*Rangel Alves da Costa
Eles surgem silenciosos, noturnos, soturnos, aparecendo nas esquinas, surgindo dos muros, das residências, vindos de todo lugar. Negros, pardos, esbranquiçados, amarelados, de cores mistas ou indefinidas, assim vão surgindo os gatos na noite.
Vão lentamente se achegando aos beirais das calçadas, aos cantos mais escurecidos, aos pés de muros. Confabulam, se roçam, se aproximam, se afastam, de vez em quando parece haver até desavenças e ameaças mútuas. Surgem os primeiros miados.
Os gatos sempre agem assim. São reconhecíveis seus procedimentos de cada noite. Gostam de se reunir em grupos, porém logo vão se dispersando. Os diálogos iniciais entre os bichanos parecem uma distribuição das tarefas noturnas – e madrugada adentro – de cada um.
Ora chegam em maior número, ora apenas uns quatro ou cinco. Mas se avista muito mais dispersos pela escuridão das ruas. Após os encontros iniciais, alguns vão sumindo pelos escondidos enquanto outros permanecem no local ou arredores. Não demora muito e a gataiada já está em plena função noturna.
Coisa estranha acontece nesse bicho caseiro. O gato parece ter duas faces, duas feições, modos distintos de agir se durante o dia ou durante a noite e nas altas madrugadas. Seu comportamento é totalmente oposto se numa ou noutra situação. Ao dia, sempre dócil, fagueiro, amistoso. Mas estranho demais depois do anoitecer.

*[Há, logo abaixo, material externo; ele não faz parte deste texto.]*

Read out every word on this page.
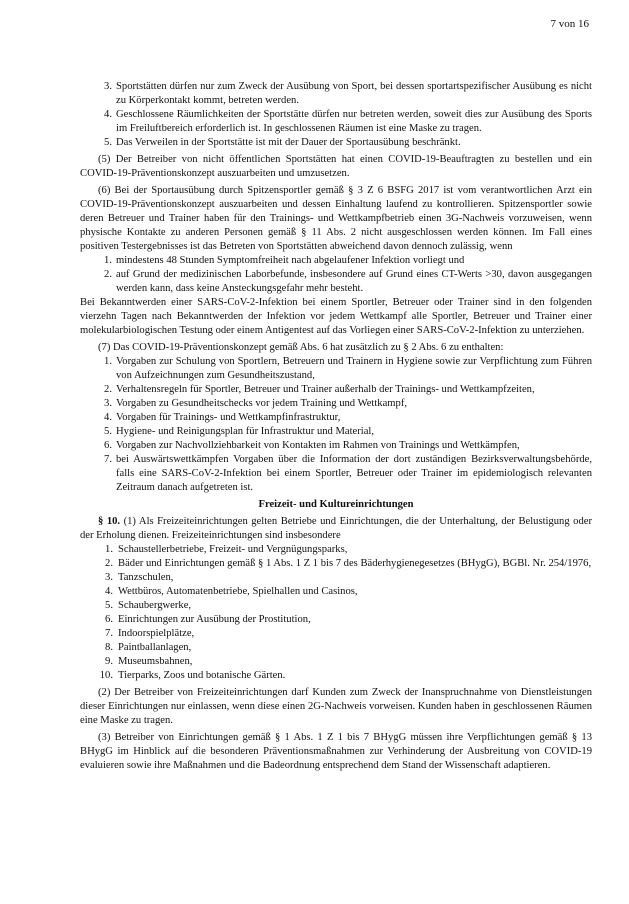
7 von 16
3. Sportstätten dürfen nur zum Zweck der Ausübung von Sport, bei dessen sportartspezifischer Ausübung es nicht zu Körperkontakt kommt, betreten werden.
4. Geschlossene Räumlichkeiten der Sportstätte dürfen nur betreten werden, soweit dies zur Ausübung des Sports im Freiluftbereich erforderlich ist. In geschlossenen Räumen ist eine Maske zu tragen.
5. Das Verweilen in der Sportstätte ist mit der Dauer der Sportausübung beschränkt.

(5) Der Betreiber von nicht öffentlichen Sportstätten hat einen COVID-19-Beauftragten zu bestellen und ein COVID-19-Präventionskonzept auszuarbeiten und umzusetzen.

(6) Bei der Sportausübung durch Spitzensportler gemäß § 3 Z 6 BSFG 2017 ist vom verantwortlichen Arzt ein COVID-19-Präventionskonzept auszuarbeiten und dessen Einhaltung laufend zu kontrollieren. Spitzensportler sowie deren Betreuer und Trainer haben für den Trainings- und Wettkampfbetrieb einen 3G-Nachweis vorzuweisen, wenn physische Kontakte zu anderen Personen gemäß § 11 Abs. 2 nicht ausgeschlossen werden können. Im Fall eines positiven Testergebnisses ist das Betreten von Sportstätten abweichend davon dennoch zulässig, wenn

1. mindestens 48 Stunden Symptomfreiheit nach abgelaufener Infektion vorliegt und
2. auf Grund der medizinischen Laborbefunde, insbesondere auf Grund eines CT-Werts >30, davon ausgegangen werden kann, dass keine Ansteckungsgefahr mehr besteht.

Bei Bekanntwerden einer SARS-CoV-2-Infektion bei einem Sportler, Betreuer oder Trainer sind in den folgenden vierzehn Tagen nach Bekanntwerden der Infektion vor jedem Wettkampf alle Sportler, Betreuer und Trainer einer molekularbiologischen Testung oder einem Antigentest auf das Vorliegen einer SARS-CoV-2-Infektion zu unterziehen.

(7) Das COVID-19-Präventionskonzept gemäß Abs. 6 hat zusätzlich zu § 2 Abs. 6 zu enthalten:

1. Vorgaben zur Schulung von Sportlern, Betreuern und Trainern in Hygiene sowie zur Verpflichtung zum Führen von Aufzeichnungen zum Gesundheitszustand,
2. Verhaltensregeln für Sportler, Betreuer und Trainer außerhalb der Trainings- und Wettkampfzeiten,
3. Vorgaben zu Gesundheitschecks vor jedem Training und Wettkampf,
4. Vorgaben für Trainings- und Wettkampfinfrastruktur,
5. Hygiene- und Reinigungsplan für Infrastruktur und Material,
6. Vorgaben zur Nachvollziehbarkeit von Kontakten im Rahmen von Trainings und Wettkämpfen,
7. bei Auswärtswettkämpfen Vorgaben über die Information der dort zuständigen Bezirksverwaltungsbehörde, falls eine SARS-CoV-2-Infektion bei einem Sportler, Betreuer oder Trainer im epidemiologisch relevanten Zeitraum danach aufgetreten ist.
Freizeit- und Kultureinrichtungen

§ 10. (1) Als Freizeiteinrichtungen gelten Betriebe und Einrichtungen, die der Unterhaltung, der Belustigung oder der Erholung dienen. Freizeiteinrichtungen sind insbesondere

1. Schaustellerbetriebe, Freizeit- und Vergnügungsparks,
2. Bäder und Einrichtungen gemäß § 1 Abs. 1 Z 1 bis 7 des Bäderhygienegesetzes (BHygG), BGBl. Nr. 254/1976,
3. Tanzschulen,
4. Wettbüros, Automatenbetriebe, Spielhallen und Casinos,
5. Schaubergwerke,
6. Einrichtungen zur Ausübung der Prostitution,
7. Indoorspielplätze,
8. Paintballanlagen,
9. Museumsbahnen,
10. Tierparks, Zoos und botanische Gärten.

(2) Der Betreiber von Freizeiteinrichtungen darf Kunden zum Zweck der Inanspruchnahme von Dienstleistungen dieser Einrichtungen nur einlassen, wenn diese einen 2G-Nachweis vorweisen. Kunden haben in geschlossenen Räumen eine Maske zu tragen.

(3) Betreiber von Einrichtungen gemäß § 1 Abs. 1 Z 1 bis 7 BHygG müssen ihre Verpflichtungen gemäß § 13 BHygG im Hinblick auf die besonderen Präventionsmaßnahmen zur Verhinderung der Ausbreitung von COVID-19 evaluieren sowie ihre Maßnahmen und die Badeordnung entsprechend dem Stand der Wissenschaft adaptieren.
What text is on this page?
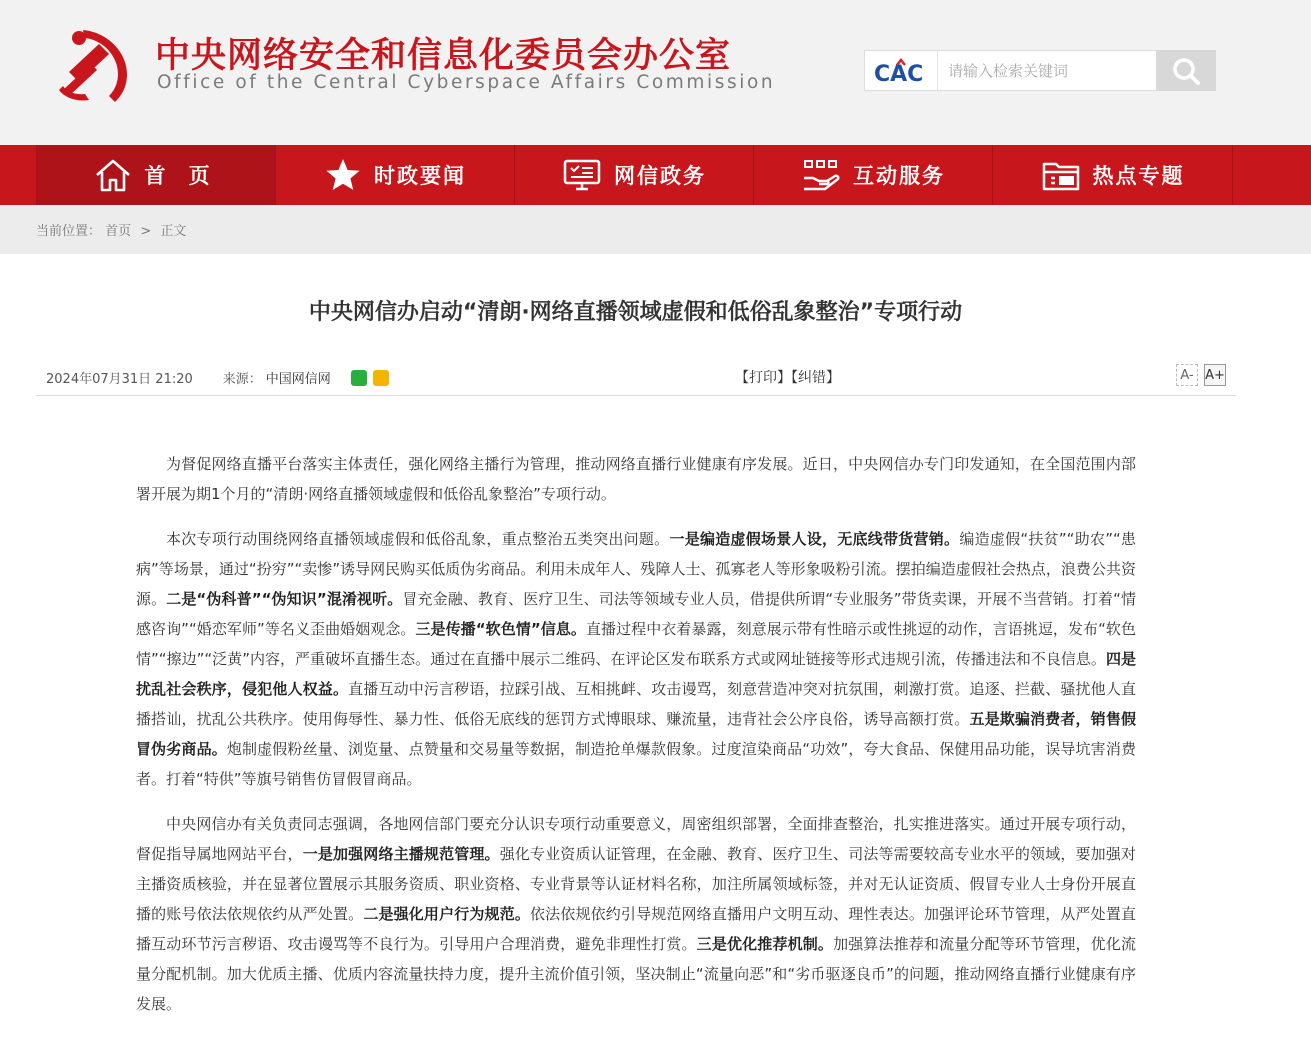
中央网络安全和信息化委员会办公室
Office of the Central Cyberspace Affairs Commission	CAC
请输入检索关键词
首 页	时政要闻	网信政务	互动服务	热点专题
当前位置： 首页 > 正文
中央网信办启动“清朗·网络直播领域虚假和低俗乱象整治”专项行动
2024年07月31日 21:20 来源： 中国网信网	【打印】【纠错】	A- A+

为督促网络直播平台落实主体责任，强化网络主播行为管理，推动网络直播行业健康有序发展。近日，中央网信办专门印发通知，在全国范围内部署开展为期1个月的“清朗·网络直播领域虚假和低俗乱象整治”专项行动。

本次专项行动围绕网络直播领域虚假和低俗乱象，重点整治五类突出问题。一是编造虚假场景人设，无底线带货营销。编造虚假“扶贫”“助农”“患病”等场景，通过“扮穷”“卖惨”诱导网民购买低质伪劣商品。利用未成年人、残障人士、孤寡老人等形象吸粉引流。摆拍编造虚假社会热点，浪费公共资源。二是“伪科普”“伪知识”混淆视听。冒充金融、教育、医疗卫生、司法等领域专业人员，借提供所谓“专业服务”带货卖课，开展不当营销。打着“情感咨询”“婚恋军师”等名义歪曲婚姻观念。三是传播“软色情”信息。直播过程中衣着暴露，刻意展示带有性暗示或性挑逗的动作，言语挑逗，发布“软色情”“擦边”“泛黄”内容，严重破坏直播生态。通过在直播中展示二维码、在评论区发布联系方式或网址链接等形式违规引流，传播违法和不良信息。四是扰乱社会秩序，侵犯他人权益。直播互动中污言秽语，拉踩引战、互相挑衅、攻击谩骂，刻意营造冲突对抗氛围，刺激打赏。追逐、拦截、骚扰他人直播搭讪，扰乱公共秩序。使用侮辱性、暴力性、低俗无底线的惩罚方式博眼球、赚流量，违背社会公序良俗，诱导高额打赏。五是欺骗消费者，销售假冒伪劣商品。炮制虚假粉丝量、浏览量、点赞量和交易量等数据，制造抢单爆款假象。过度渲染商品“功效”，夸大食品、保健用品功能，误导坑害消费者。打着“特供”等旗号销售仿冒假冒商品。

中央网信办有关负责同志强调，各地网信部门要充分认识专项行动重要意义，周密组织部署，全面排查整治，扎实推进落实。通过开展专项行动，督促指导属地网站平台，一是加强网络主播规范管理。强化专业资质认证管理，在金融、教育、医疗卫生、司法等需要较高专业水平的领域，要加强对主播资质核验，并在显著位置展示其服务资质、职业资格、专业背景等认证材料名称，加注所属领域标签，并对无认证资质、假冒专业人士身份开展直播的账号依法依规依约从严处置。二是强化用户行为规范。依法依规依约引导规范网络直播用户文明互动、理性表达。加强评论环节管理，从严处置直播互动环节污言秽语、攻击谩骂等不良行为。引导用户合理消费，避免非理性打赏。三是优化推荐机制。加强算法推荐和流量分配等环节管理，优化流量分配机制。加大优质主播、优质内容流量扶持力度，提升主流价值引领，坚决制止“流量向恶”和“劣币驱逐良币”的问题，推动网络直播行业健康有序发展。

Quando a noite cai, então o gato se mostra na plenitude de seus segredos, mistérios, desconhecidos. Os gatos da noite são como ébrio apaixonados, são como vagantes solitários, são como seres lascivos e permissivos, são como enfermos cujas moléstias se acentuam quando a lua chega.
Por isso mesmo que a noite dos gatos é tão soturna, tão noturna, tão embriagada, tão insana, tão ávida por estranhezas. Por isso mesmo os gemidos, os miados roucos, os miados aflitivos, os miados de fúria e de incontido prazer. O amor e a insanidade noturna dos gatos.
Gatos de gemidos lúgubres, apavorantes, terríveis, alucinantes. Gatos de canções funestas, medonhas, insuportáveis ao ouvido humano. Gatos que gritam seus prazeres e sofrimentos de forma repetida, incontida, quase mecanicamente. Não são avistados, sentidos, presenciados, apenas ouvidos nos seus gemidos fúnebres ou luxuriosos.
As pessoas gemem ao amar, ao fazer sexo, ao sentir prazer. Mas os gatos gemem incontidamente, sem pudor, nas alturas, como em gritos ensandecidos. As pessoas murmuram e sussurram gozos carnais, mas os gatos gemem o prazer como se os sentidos estivessem transformados em agonias. Por isso que os gatos tanto agonizam nos telhados.
De qualquer modo, noite adentro, madrugada afora, e os bichanos fazendo sua festa noctívaga ou vivendo suas dores noturnas. Já não são aqueles gatos do dia, apenas seres que vorazes se entregam ao que os mistérios debaixo da lua ou no breu da hora permitem fazer.
Triste e lancinante deve ser a solidão dos gatos. Os lamentos, os gemidos, os prantos gritados, não deixam dúvidas do tamanho sofrimento que lhes é impingido. Um luto, uma terrível perda, uma saudade sem fim, um desejo impossível sem fim. Vagam pelos telhados, uivam seus lados lobos, atestam que os sofrimentos noturnos não são apenas de humanos.
Pelos telhados a noite se alonga. Quando a madrugada abre seus braços misteriosamente secretos, os gatos ainda permanecem em sentinelas e ladainhas. Suas vigílias são de suas próprias mortes, de suas próprias ausências, de seus sofrimentos. Ora, se são completamente diferentes durante o dia, então por que não se imaginar as insanas transformações?
De repente os telhados silenciam. O breu da noite já se foi, a madrugada já chama o primeiro clarão do dia. Apenas um ou outro gemido de gato. E pelas esquinas vão novamente sumindo. Dali até o anoitecer apenas os gatos caseiros. Até que novamente transbordem seus instintos felinos.